Many a teacher of botany is forced to depend upon pictures when she wishes to teach children to discriminate between two kinds of leaves, kinds of roots, kinds of stems, kinds of inflorescence. What a boon to those teachers would be a collection put up to illustrate the lessons as they came along! I wonder if there is not a market for such collections in schools where no herbariums are made or kept.

For little children, making blue prints is delightful occupation. I knew a child of four who learned to recognize the leaves of most of the common trees one spring by means of this work, and she did every bit of it alone. A small printing frame, blue print paper of the required size, and plenty of water is all that is required. A child soon learns to use good judgment in printing, exposing the frame just long enough to get a fine blue. The outline of the leaf comes out distinctly in white against a blue background. The prints should be thoroughly washed and may be dried on panes of glass.

The blue prints of leaves and of flowers do not show anything but the outlines, of course. Leaf prints of other kinds are made which bring out the veining as well. The outfit for this work is simple. Two print rollers, a pane of glass, and a tube of printers' ink, sheets of paper to print upon, and leaves. Put a small quantity of the ink on the clean glass, and work it into a thin film over the surface. Lay a leaf upon this film of ink and go over it with the inky roller. Transfer the leaf to a sheet of paper and cover with a second sheet. One whirl of the clean roller ought to give you the desired print. It is surprising how delicate and true these are and how perfectly they show the characteristic margin, indentations, venation, and even something of the texture of each leaf. A little practice makes one able to make impressions which are like leaf shadows, so delicate and lace-like can these prints be made. It is an excellent way of fixing the leaf forms in the memory, as well as in the note-book.

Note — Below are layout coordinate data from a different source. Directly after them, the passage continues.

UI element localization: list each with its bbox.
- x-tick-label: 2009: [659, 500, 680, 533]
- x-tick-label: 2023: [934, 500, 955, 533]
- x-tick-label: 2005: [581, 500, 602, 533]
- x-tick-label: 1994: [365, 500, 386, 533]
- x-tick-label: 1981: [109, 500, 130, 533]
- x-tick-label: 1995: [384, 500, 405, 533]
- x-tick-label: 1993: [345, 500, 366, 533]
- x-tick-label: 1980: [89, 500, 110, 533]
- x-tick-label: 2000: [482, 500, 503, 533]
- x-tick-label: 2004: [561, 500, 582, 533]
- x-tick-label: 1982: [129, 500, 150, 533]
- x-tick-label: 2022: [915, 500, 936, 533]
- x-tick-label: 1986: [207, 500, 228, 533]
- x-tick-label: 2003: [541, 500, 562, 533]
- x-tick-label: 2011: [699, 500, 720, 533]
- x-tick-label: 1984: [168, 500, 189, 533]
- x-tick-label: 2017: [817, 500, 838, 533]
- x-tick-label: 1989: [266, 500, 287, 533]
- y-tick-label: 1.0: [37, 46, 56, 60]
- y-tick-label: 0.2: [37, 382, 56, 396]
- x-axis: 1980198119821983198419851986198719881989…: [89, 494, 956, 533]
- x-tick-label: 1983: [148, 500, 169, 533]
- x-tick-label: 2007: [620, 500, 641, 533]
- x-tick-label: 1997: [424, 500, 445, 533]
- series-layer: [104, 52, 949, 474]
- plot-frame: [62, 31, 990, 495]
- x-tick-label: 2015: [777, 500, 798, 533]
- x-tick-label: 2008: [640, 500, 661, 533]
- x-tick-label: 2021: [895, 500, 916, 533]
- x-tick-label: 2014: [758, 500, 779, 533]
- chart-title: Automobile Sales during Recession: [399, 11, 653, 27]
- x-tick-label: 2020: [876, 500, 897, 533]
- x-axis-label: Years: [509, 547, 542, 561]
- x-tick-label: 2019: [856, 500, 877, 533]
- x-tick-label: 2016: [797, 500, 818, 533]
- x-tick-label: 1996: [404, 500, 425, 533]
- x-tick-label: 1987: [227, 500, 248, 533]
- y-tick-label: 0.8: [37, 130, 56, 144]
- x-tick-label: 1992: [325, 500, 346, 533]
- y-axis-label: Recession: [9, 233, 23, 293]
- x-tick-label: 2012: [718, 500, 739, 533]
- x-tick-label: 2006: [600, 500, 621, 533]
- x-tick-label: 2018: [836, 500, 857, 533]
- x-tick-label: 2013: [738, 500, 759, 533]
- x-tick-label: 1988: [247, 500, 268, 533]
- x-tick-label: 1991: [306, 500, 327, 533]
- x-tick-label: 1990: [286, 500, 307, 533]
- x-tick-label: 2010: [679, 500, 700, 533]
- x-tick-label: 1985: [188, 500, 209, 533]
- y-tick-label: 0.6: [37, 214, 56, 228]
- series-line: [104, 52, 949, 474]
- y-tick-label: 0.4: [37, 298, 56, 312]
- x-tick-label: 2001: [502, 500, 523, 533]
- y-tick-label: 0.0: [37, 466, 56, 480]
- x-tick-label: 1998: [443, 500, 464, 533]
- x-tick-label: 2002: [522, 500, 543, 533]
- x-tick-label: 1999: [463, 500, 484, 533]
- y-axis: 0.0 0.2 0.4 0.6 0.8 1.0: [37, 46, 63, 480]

In making a collection of plants the same "rules of the game" should hold good as in collecting insects and other natural objects. Take only what you need. Do not uproot and leave to die the near neighbours of the specimens you select. The taking of rare specimens is discouraged. I shall never forget the look of indignation our dear old professor gave an ambitious youth who had uprooted for his paltry collection every plant of a species of rare fern which the professor had been trying for years to re-establish in its old location. After all is said and done, a live plant is better than a dead one. This is all a part of the great spirit of conservation that has so taken possession of our people of late years. Out of these little acts of preserving our resources will grow a more beautiful America and a better appreciation of all things beautiful.